Mysterious bits of Lego, lonely dice, mountains of disposable tat — a parent’s home is a plastic nightmare

Sam Leith
Sam Leith

I’m still enjoying the warm afterglow of Father’s Day. Tea and croissants in bed, since you ask, followed by eight hours of screaming, whining and fighting (The kids were well behaved, though, so heigh-ho). It’s with this celebration of parenthood in mind that my thoughts turn to plastics — or, as the dude in The Graduate called them: “Plastics.”

I applaud this newspaper’s campaign on disposable drinking straws with a glad heart. Ever since I read Donovan Hohn’s excellent Moby-Duck, thoughts of pelagic plastic have floated ceaselessly around the North Pacific Subtropical Gyre of my mind. But disposable drinking straws are just the start.

You don’t really know plastic — not seriously — until you have kids. You probably think you have a lot of plastic in your house. You don’t. Few non-parents will even have heard of VTech; parents tic and shudder at the very mention of this Moloch of chirping battery-operated tat. Non-parents think there are different sorts of Lego: Star Wars Lego, X-Men Lego, Ninja Lego and so on. Parents know it’s all Caltrop Lego.

Have children, and the interstices of your house fill with tiddlywinks, orphaned dice, solitary Connect Four counters, lugubrious plastic cows, ladders to nowhere, Playmobil hairstyles adrift from their owners; mysterious beads and bands. And all of this, one day, will find its way into landfill or into the Great Pacific Garbage Patch, where long after your great-great-great-grandchildren have returned unto dust it will be merrily strangling cormorants and drifting into the interiors of zooplankton and lugworms.

My friend Horatio Clare — a writer who has a strong interest in the sea — has had a bright idea. He notices that the tattiest of all the plastic tat that laps around the ankles of the parents of young children comes tumbling off the front of the kids’ magazines on the bottom shelf of the newsagents.

Every one comes with a cover-mounted “free gift” (ha ha): fairy princess lockets; Peppa Pig watches; decoder rings; Batman whizzer-launchers... most of which disintegrate before you get the magazine home. You can, Horatio points out with rolled eye, follow the adventures of the eco-heroic underwater explorers Octonauts on CBeebies, and then buy magazines bundled with, as he puts it, “crummy plastic Octonauts toys destined for the ocean”.

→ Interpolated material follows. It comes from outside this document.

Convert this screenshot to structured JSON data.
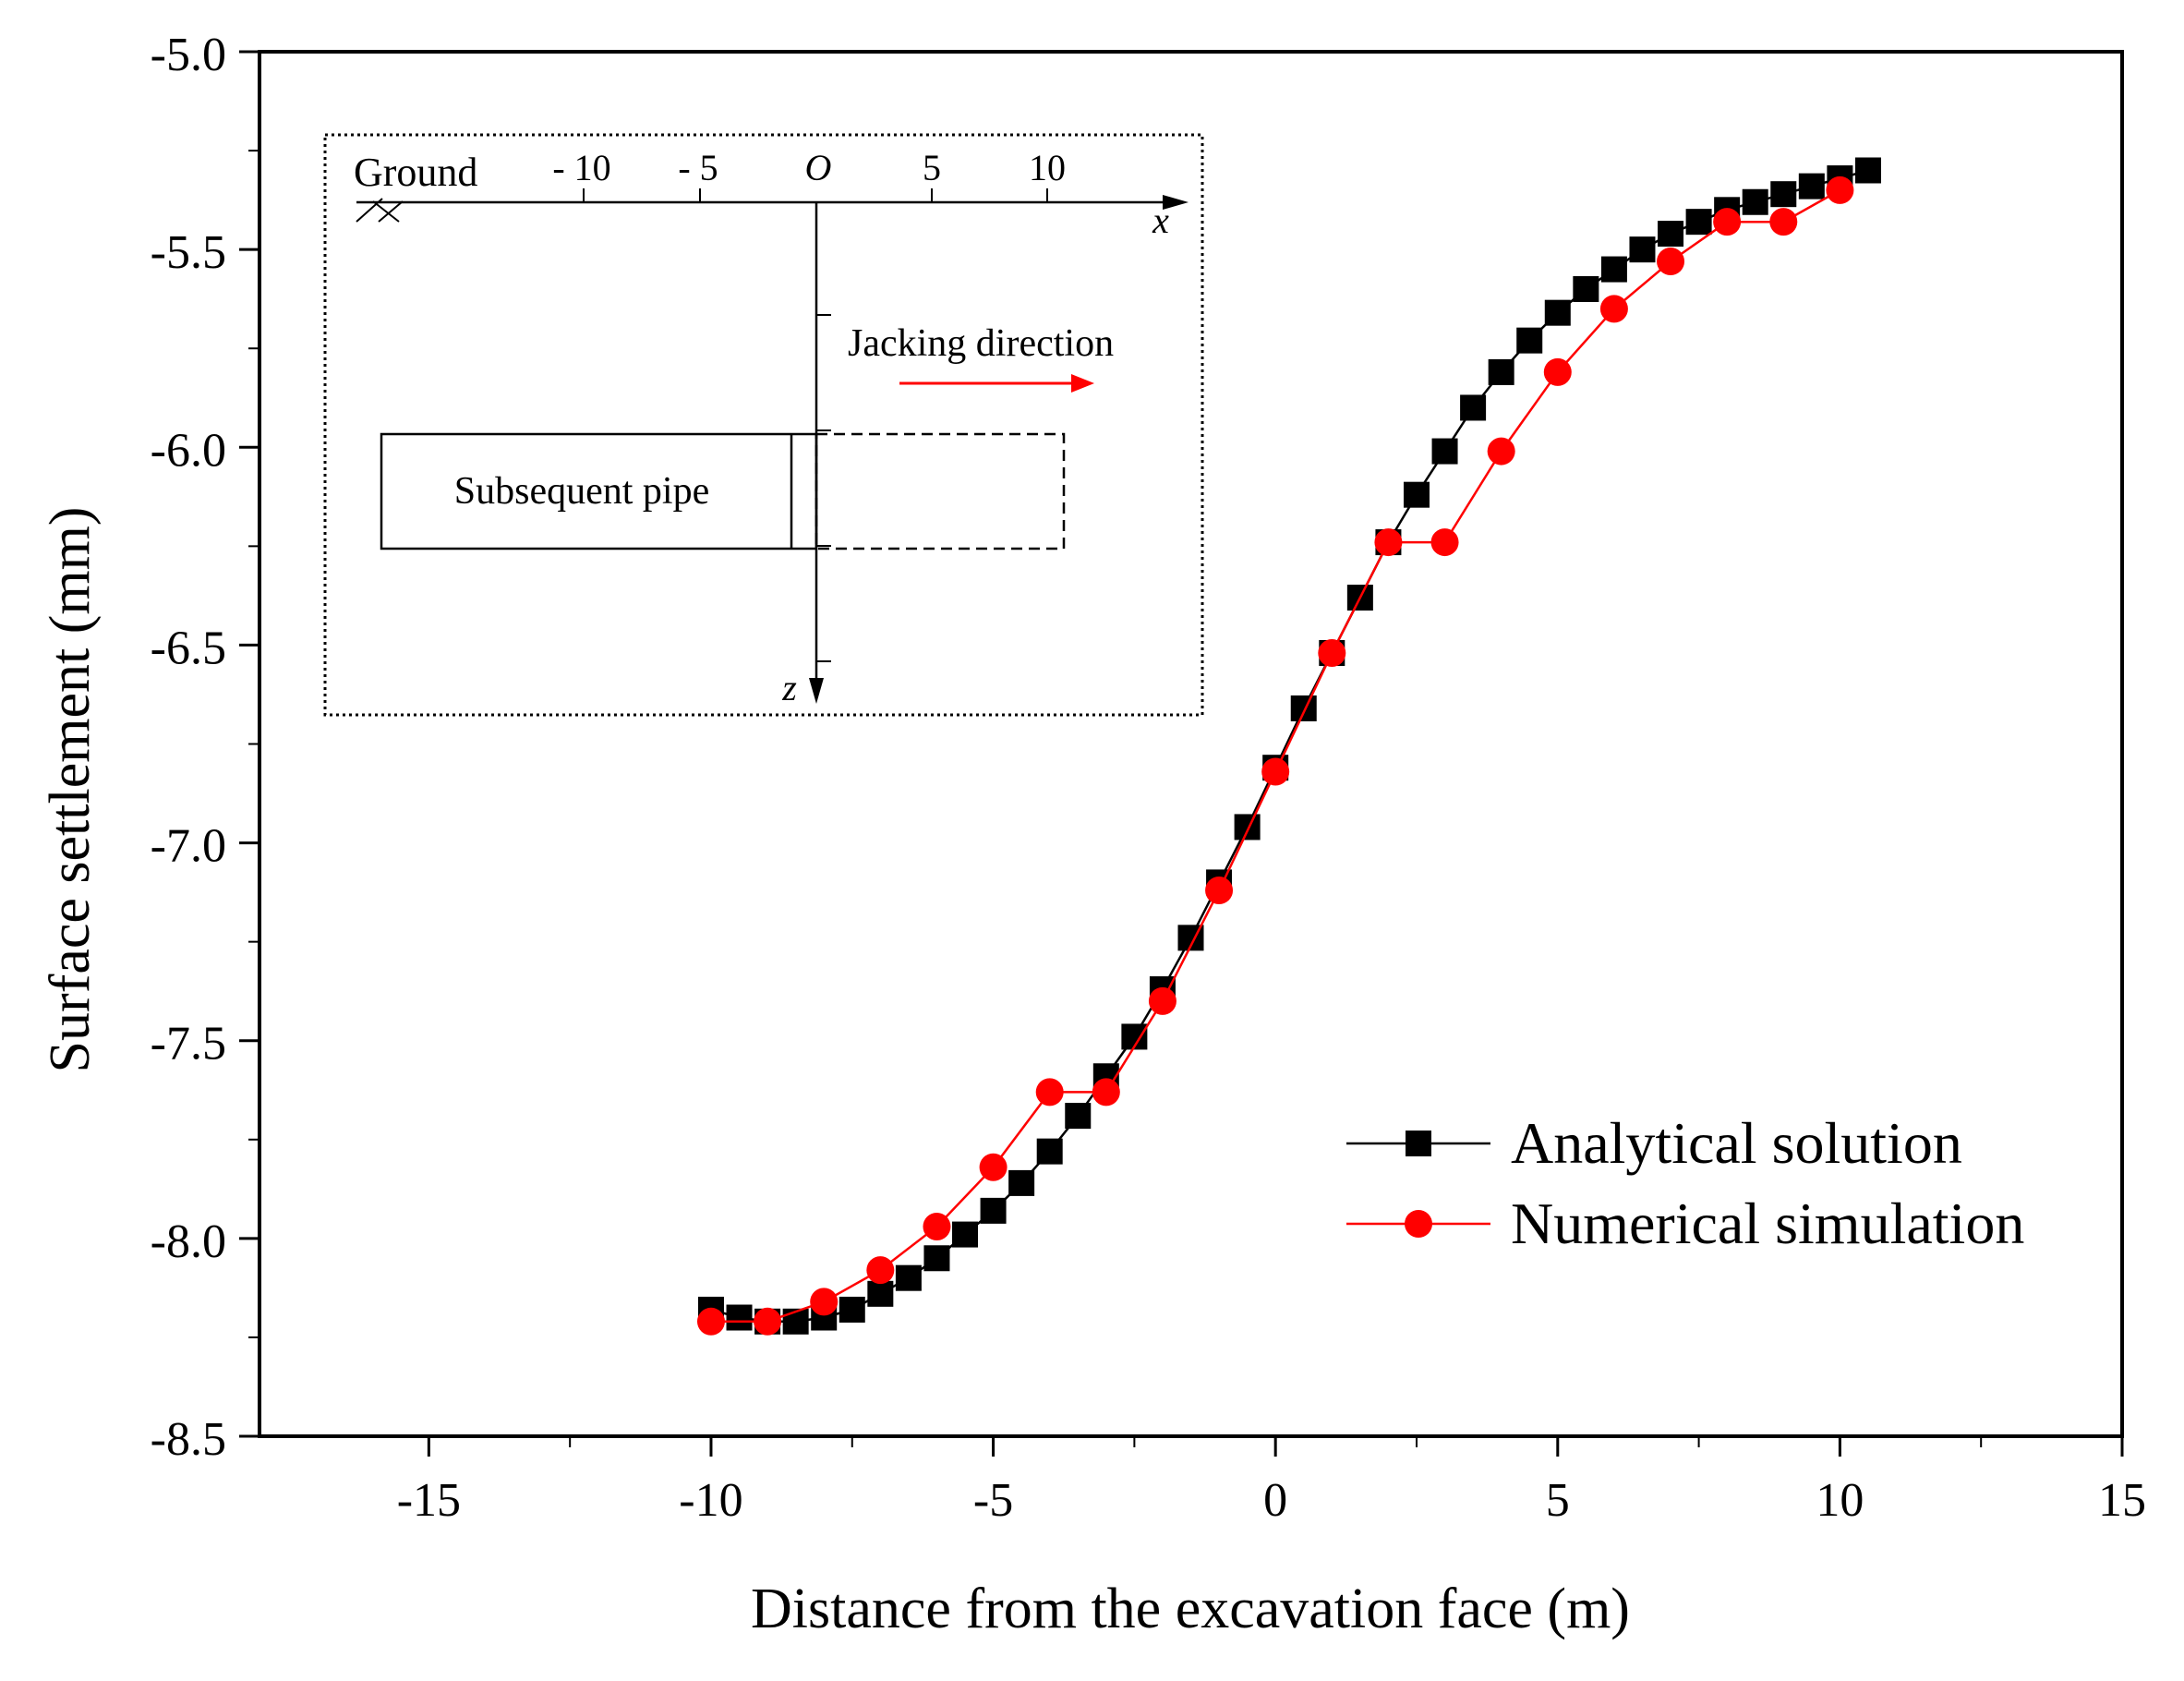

He knows the market for these magazines is competitive. And he thinks the handful of publishers that produce most of them — National Geographic, Redan, Egmont and Immediate Media — “know it’s wrong, would probably love to drop the tat, but commercially they must feel they can’t unless they all do”.

"The tattiest of all the plastic tat that laps around parents of young children comes off the front of kids’ magazines"

So Horatio is campaigning via social media and email to encourage them, as one, to do just that. The issue is gaining traction on social media, and so far he’s had promising but non-promising responses — that is, all four publishers have responded to tell him they’re going to respond.

Wouldn’t it be a joy if they did the right thing? Go on, lads: just think of dear Captain Barnacles gasping his last with a plastic magazine bag wrapped around his head like the victim in a Scandi crime drama. Do it for the Octonauts.

Hail a writer who reports his worst work

It’s easy to assume that those of great reputation ascend without interruption on wings of talent and charm. So how cheering it is to hear that a blistering 1976 memo has come to light from an editor at the New York Times to a young Seymour Hersh in response to Hersh grumbling about the editing of his work.

“Sy” is a multiple prize-winning investigative journalist, and at this stage had already made his reputation exposing the My Lai massacre.

He was told: “It should interest you to note that at this moment a good part of the New York Times has come to a standstill because the deputy managing editor, one assistant managing editor, one acting national editor and one assistant national editor are all tied up as they have been all day, and for days past, in trying to get your series into printable form.

“It seems to me that if I were a reporter whose work needed that much attention I would be slightly embarrassed and hugely grateful.”

Yowch. And how exactly did this come out? Well, Hersh reproduced it in his new memoir Reporter. That shows class.

*Vicky Beeching is an Oxford-trained theologian, a star of the Christian music charts and was tipped for ordination by the Archbishop of Canterbury. But since she came out as gay she lost her record contract was shunned by her church and received death threats. On the verge of training to become a priest, she was told privately by clergy that she’d have to promise to forgo sex.

Vicky Beeching (Rex Features)
Vicky Beeching (Rex Features)

She has now decided not to try, saying: “My career and vocation are blocked by a stained-glass ceiling.” I’m not a Christian, so it’s not my fight. It’s their club. But who’d be a member of a club like that?